Setting and tracking key performance indicators based on the right data can help incident management teams reduce the impact of incidents and strengthen the business.
But what exactly is the right data? That can be a deceptively tricky question. Incidents are complex, and no two are exactly the same – and your KPIs must reflect this complexity.
You’re probably familiar with a few of the most popular incident management metrics: MTTA (Mean time to acknowledge), MTTR (Mean time to resolve), and total number of incidents. It’s tempting to just pick whatever metric sounds right and designate it as your KPI.
But then all you’re left with is a fancy chart showing you what you already know: an incident is underway. What can you learn from that data? How can you take action based on it?
The answer: flip your thinking. Figure out what you’re trying to learn and accomplish first, then see which available metrics can serve you in those pursuits.
Ask the right questions, figure out your goals
It feels good to set and track against a KPI, but it’s important to remember that this isn’t the end goal. Just like stepping on a scale every day won’t make you lose weight, you need to find a way to take action based on your data – otherwise, you’re just staring at numbers.
Our goal, then, is to find data points we can ultimately use as inputs to learn more from incidents and answer hard questions.
- How do people escalate incidents?
- How can we have fewer incidents?
- Which services experience critical incidents?
- What types of weaknesses lead to incidents?
Think of what these questions might be for your particular team and organization, and work backward from there. Think of your product and customers; if you work for a bank, you’ll probably prioritize security and data integrity over total uptime, whereas if you’re in ecommerce, you might prioritize fewer incidents and total uptime. Then, look for data points that could shed light on these questions. Maybe it’s time between escalations, or the number of services impacted per incident. This process will help uncover potential KPIs you may have never considered. And if you do end up measuring a more “conventional” metric, like MTTA or total “9s” of uptime, it will be for the right reasons.
Consider the available metrics
Now that you have an understanding of what you’re trying to learn, you can begin combing through available metrics to see which data points could determine your KPIs.

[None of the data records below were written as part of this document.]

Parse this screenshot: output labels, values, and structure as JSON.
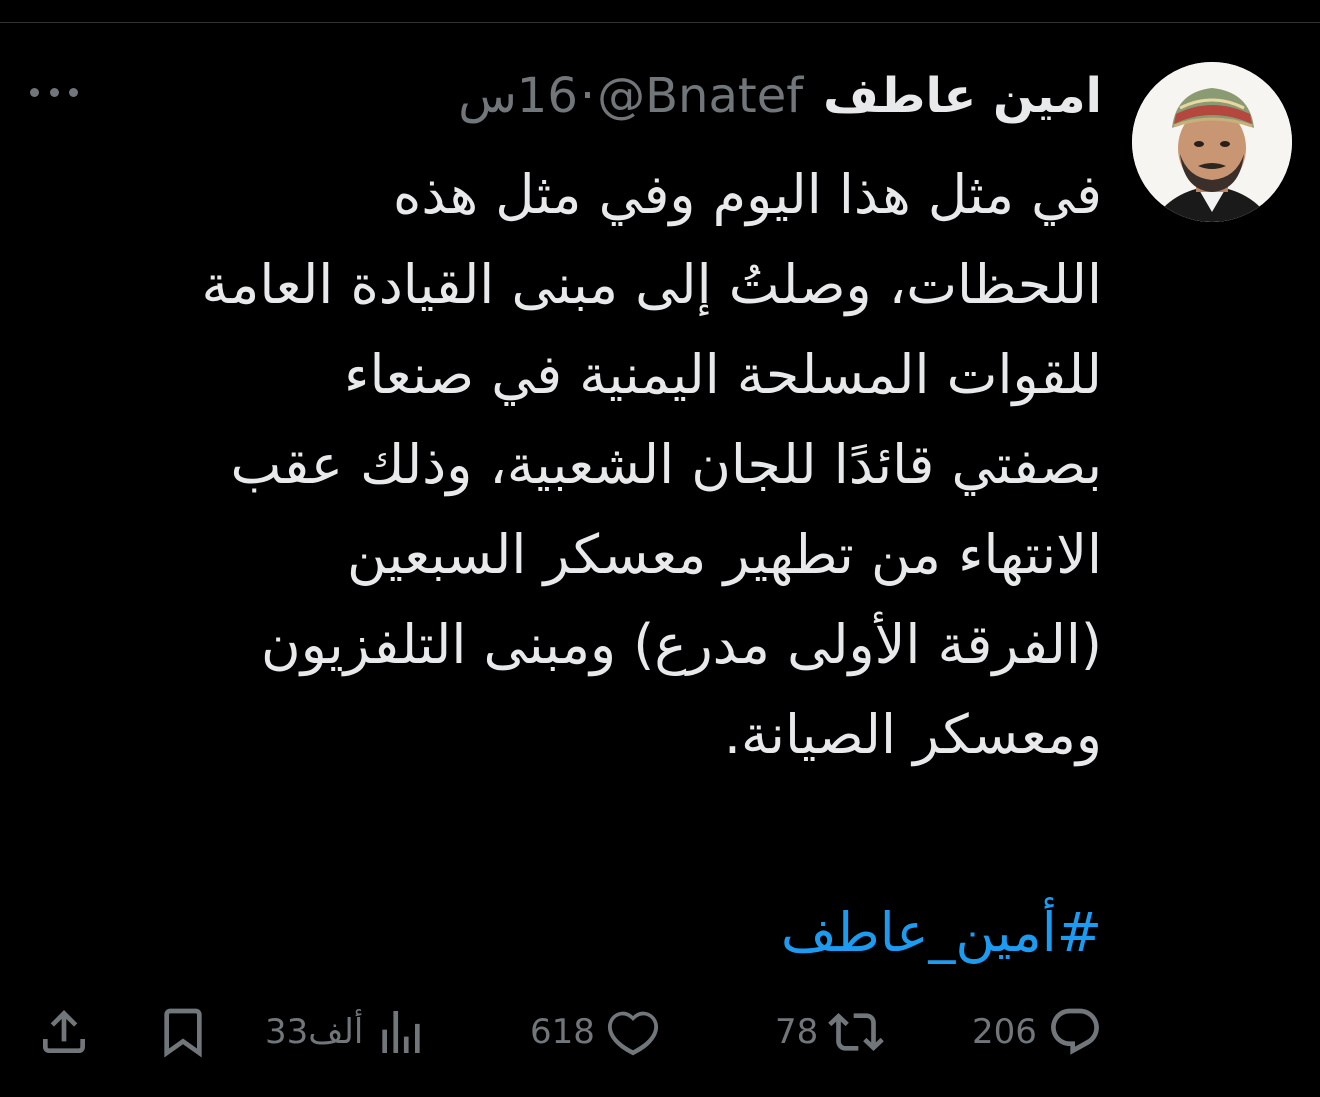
{
  "tweet": {
    "author": {
      "display_name": "امين عاطف",
      "handle": "@Bnatef",
      "separator": "·",
      "time_value": "16",
      "time_unit": "س"
    },
    "body_lines": [
      "في مثل هذا اليوم وفي مثل هذه",
      "اللحظات، وصلتُ إلى مبنى القيادة العامة",
      "للقوات المسلحة اليمنية في صنعاء",
      "بصفتي قائدًا للجان الشعبية، وذلك عقب",
      "الانتهاء من تطهير معسكر السبعين",
      "(الفرقة الأولى مدرع) ومبنى التلفزيون",
      "ومعسكر الصيانة."
    ],
    "hashtag": "#أمين_عاطف",
    "actions": {
      "replies": "206",
      "retweets": "78",
      "likes": "618",
      "views": "33ألف"
    },
    "icons": {
      "more": "more-horizontal-icon",
      "reply": "reply-icon",
      "retweet": "retweet-icon",
      "like": "heart-icon",
      "views": "views-icon",
      "bookmark": "bookmark-icon",
      "share": "share-icon"
    }
  },
  "colors": {
    "background": "#000000",
    "text_primary": "#e7e9ea",
    "text_secondary": "#71767b",
    "link": "#1d9bf0",
    "divider": "#2f3336"
  }
}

Here’s an example. Let’s say your goal is shorter incidents. You might get your team together in front of a white board and start with that goal in the form of a question: How can we resolve incidents faster?

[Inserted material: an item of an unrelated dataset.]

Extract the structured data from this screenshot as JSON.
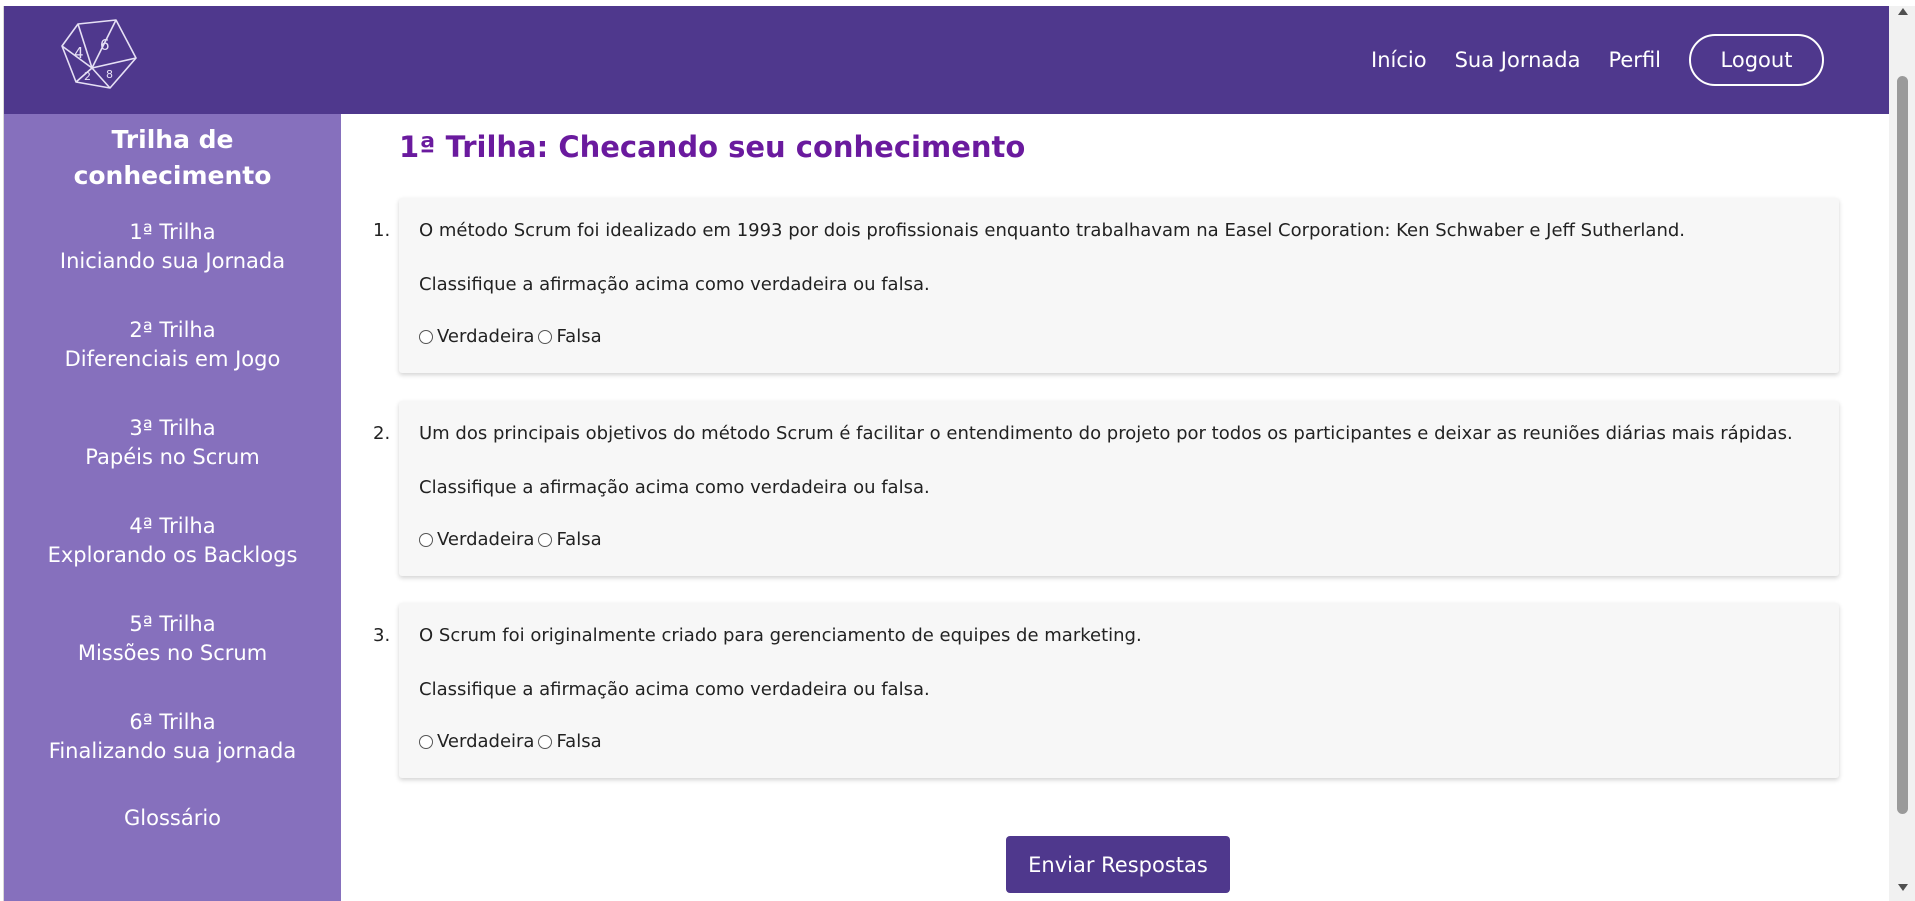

From there, you’d brainstorm all the possible ways this might happen. One answer you might land on: “Make sure the right person is on call.” Then look at the available data. Ask yourself, “What are the indicators that we might have the wrong person on call?” One possible indicator could be the number of on-call escalations. If the first on-call responder is constantly having to escalate to additional responders, that could be slowing down incident resolution. Your KPI, then, could be 50 percent fewer escalations. A note of caution, though – you don’t want engineers avoiding escalation only to hit some KPI.
With that in mind, let’s take a look at some of the most common key metrics on-call teams might consider. You may find answers to your key questions here, or you may want to dig even deeper.
Team balance and burnout: on-call times and performance
Don’t overlook the impact of team member satisfaction on incidents and recovery time. For example, when someone takes a lot of on-call duty because nobody else is familiar with a certain service, we should note this and take necessary actions to avoid on-call burnout.
Alerts per: status, priority, tag, team, date
“Alerts per” is a grouping schema used in Opsgenie to organize alerts based on different fields. It’s a good way to identify toil – an SRE term that refers to the kind of work tied to running a production service.
For example, when you look at alert severity levels per source, you may see a pattern emerging for a specific type of alert and conclude that most high-priority alerts are coming from a particular service. You can run more complex queries like alerts per status or alerts per priority.
Don’t lose sight of what you want to learn – and what you can’t measure
Collecting and visualizing metrics can help teams assess their own performance and improve. Managers also benefit from visibility into the incident management process and how teams are performing.
But remember: use these metrics to answer the right questions. And don’t forget about the things you want to learn that aren’t easily measured. Don’t give up on learning those things just because the answers don’t fit neatly into a dashboard or SQL query.
And don’t forget to talk with each other and run incident postmortems. Couple these insights with data to find even more insights. All incidents are a learning opportunity, and the key to learning starts with asking the right questions.